Transfer Learning Systems
“Standing on the shoulders of giants isn’t just a metaphor—it’s an engineering requirement.”
1. Problem Statement
In the modern ML landscape, training a model from scratch is rarely the answer.
- Cost: Training GPT-3 costs ~$4M-$12M.
- Data: You rarely have the billions of tokens needed for pre-training.
- Efficiency: Why relearn “grammar” or “edges” when open-source models already know them?
The System Design Problem: Design a platform that allows enterprise customers to build custom classifiers (e.g., “Legal Document Classifier”, “Spam Detector”, “Code Reviewer”) using Transfer Learning, while minimizing:
- Training Time: Max 1 hour per model.
- Inference Latency: <50ms.
- Storage Cost: We cannot store 100 copies of a 100GB model (10TB) just for 100 customers.
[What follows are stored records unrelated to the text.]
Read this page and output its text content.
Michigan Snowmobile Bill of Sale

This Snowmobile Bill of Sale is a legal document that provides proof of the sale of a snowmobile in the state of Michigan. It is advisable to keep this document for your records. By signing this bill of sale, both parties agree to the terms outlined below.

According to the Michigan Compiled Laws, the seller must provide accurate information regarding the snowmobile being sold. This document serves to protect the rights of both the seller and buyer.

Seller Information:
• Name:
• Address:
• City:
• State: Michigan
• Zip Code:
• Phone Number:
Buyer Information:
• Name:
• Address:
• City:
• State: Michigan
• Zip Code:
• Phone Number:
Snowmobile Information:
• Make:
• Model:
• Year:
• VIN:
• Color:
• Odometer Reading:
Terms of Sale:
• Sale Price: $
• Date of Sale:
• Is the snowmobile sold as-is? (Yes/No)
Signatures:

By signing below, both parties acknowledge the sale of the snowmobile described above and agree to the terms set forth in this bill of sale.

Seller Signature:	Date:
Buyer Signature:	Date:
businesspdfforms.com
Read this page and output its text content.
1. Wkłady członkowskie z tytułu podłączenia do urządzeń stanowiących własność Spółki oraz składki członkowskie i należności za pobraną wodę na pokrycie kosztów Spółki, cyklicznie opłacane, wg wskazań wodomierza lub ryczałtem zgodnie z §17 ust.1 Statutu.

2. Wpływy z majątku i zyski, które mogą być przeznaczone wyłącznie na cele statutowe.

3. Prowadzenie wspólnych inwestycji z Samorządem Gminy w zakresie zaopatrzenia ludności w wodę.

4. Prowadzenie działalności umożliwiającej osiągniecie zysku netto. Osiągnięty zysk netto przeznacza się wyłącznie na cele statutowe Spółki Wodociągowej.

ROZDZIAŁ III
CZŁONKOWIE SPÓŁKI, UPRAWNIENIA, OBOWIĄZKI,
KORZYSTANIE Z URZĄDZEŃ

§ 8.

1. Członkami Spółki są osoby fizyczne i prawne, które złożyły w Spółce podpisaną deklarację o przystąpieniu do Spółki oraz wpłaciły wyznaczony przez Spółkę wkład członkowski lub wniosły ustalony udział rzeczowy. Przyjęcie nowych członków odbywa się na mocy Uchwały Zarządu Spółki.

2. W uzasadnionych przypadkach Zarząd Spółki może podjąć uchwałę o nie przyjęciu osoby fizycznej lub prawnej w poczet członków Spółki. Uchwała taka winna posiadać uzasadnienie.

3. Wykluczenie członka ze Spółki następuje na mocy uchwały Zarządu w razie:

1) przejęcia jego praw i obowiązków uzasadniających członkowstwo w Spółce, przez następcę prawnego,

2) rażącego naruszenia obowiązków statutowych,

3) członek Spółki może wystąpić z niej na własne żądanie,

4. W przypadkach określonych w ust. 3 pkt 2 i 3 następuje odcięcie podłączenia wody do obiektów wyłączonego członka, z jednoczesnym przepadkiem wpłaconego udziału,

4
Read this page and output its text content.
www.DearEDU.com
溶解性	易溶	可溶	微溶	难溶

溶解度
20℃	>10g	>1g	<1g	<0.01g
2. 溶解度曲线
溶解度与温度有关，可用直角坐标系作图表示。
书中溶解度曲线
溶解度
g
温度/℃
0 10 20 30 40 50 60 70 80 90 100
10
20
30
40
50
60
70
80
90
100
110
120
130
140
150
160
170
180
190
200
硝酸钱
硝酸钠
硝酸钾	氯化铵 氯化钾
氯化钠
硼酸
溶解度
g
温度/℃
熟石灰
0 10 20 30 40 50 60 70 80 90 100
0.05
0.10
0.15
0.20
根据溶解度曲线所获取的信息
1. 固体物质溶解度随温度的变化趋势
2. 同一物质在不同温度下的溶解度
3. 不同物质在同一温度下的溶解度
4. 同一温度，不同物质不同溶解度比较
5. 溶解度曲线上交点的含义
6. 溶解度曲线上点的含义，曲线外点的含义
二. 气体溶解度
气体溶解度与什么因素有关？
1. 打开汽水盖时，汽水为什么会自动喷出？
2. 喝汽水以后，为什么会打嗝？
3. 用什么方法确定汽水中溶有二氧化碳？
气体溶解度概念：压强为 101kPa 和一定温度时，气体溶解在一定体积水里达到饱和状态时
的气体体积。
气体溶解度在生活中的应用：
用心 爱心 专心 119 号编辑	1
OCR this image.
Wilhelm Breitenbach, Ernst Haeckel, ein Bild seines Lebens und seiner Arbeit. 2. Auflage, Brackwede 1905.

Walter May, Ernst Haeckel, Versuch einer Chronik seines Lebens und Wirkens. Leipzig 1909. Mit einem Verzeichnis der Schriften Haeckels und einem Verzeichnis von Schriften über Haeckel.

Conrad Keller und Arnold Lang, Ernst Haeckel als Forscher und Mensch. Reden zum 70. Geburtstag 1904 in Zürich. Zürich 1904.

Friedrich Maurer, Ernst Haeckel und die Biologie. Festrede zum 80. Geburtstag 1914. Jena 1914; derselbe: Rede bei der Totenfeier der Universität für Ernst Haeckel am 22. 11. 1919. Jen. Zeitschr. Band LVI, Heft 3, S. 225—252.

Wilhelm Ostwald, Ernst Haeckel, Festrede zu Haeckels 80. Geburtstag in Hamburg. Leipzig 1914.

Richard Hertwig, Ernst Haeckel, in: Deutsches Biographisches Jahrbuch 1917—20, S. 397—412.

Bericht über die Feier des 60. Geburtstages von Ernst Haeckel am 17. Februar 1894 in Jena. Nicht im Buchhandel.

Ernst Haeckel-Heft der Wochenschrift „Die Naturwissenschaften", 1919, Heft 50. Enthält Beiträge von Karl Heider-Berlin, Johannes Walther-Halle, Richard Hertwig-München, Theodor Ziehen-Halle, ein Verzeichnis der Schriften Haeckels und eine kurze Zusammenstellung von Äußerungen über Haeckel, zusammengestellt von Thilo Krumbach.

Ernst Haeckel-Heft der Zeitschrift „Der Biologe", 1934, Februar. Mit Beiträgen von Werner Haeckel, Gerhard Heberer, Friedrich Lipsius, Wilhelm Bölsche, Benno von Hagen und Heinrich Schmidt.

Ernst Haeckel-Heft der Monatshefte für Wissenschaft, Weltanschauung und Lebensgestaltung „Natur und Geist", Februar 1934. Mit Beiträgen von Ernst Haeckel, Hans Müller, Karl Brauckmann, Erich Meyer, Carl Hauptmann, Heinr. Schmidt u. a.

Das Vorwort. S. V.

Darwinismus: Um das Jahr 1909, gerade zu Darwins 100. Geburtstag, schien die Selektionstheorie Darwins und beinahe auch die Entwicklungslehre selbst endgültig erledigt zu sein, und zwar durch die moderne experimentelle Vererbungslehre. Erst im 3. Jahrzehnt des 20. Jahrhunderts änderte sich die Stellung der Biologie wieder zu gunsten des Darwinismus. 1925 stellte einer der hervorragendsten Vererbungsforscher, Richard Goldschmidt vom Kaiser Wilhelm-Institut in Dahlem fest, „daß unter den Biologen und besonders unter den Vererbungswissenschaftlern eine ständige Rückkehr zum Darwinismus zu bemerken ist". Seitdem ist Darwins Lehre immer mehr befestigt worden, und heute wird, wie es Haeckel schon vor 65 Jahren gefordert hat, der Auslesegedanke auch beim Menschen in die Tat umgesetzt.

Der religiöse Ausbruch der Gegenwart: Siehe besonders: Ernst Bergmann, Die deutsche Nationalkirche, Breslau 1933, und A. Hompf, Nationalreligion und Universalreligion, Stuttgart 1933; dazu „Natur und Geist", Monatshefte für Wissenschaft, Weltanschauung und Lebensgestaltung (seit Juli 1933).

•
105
2. Understanding the Requirements
2.1 The Math of Efficiency
Transfer Learning (TL) works by taking a Teacher Model (e.g., BERT, ResNet) trained on a massive generic dataset (Wikipedia, ImageNet) and adapting it to a specific task.
There are three main flavors, each with detailed system implications:
- Feature Extraction (Frozen Backbone):
- Run input through the Backone (BERT).
- Get the vector (embedding).
- Train a tiny Logistic Regression/MLP on top.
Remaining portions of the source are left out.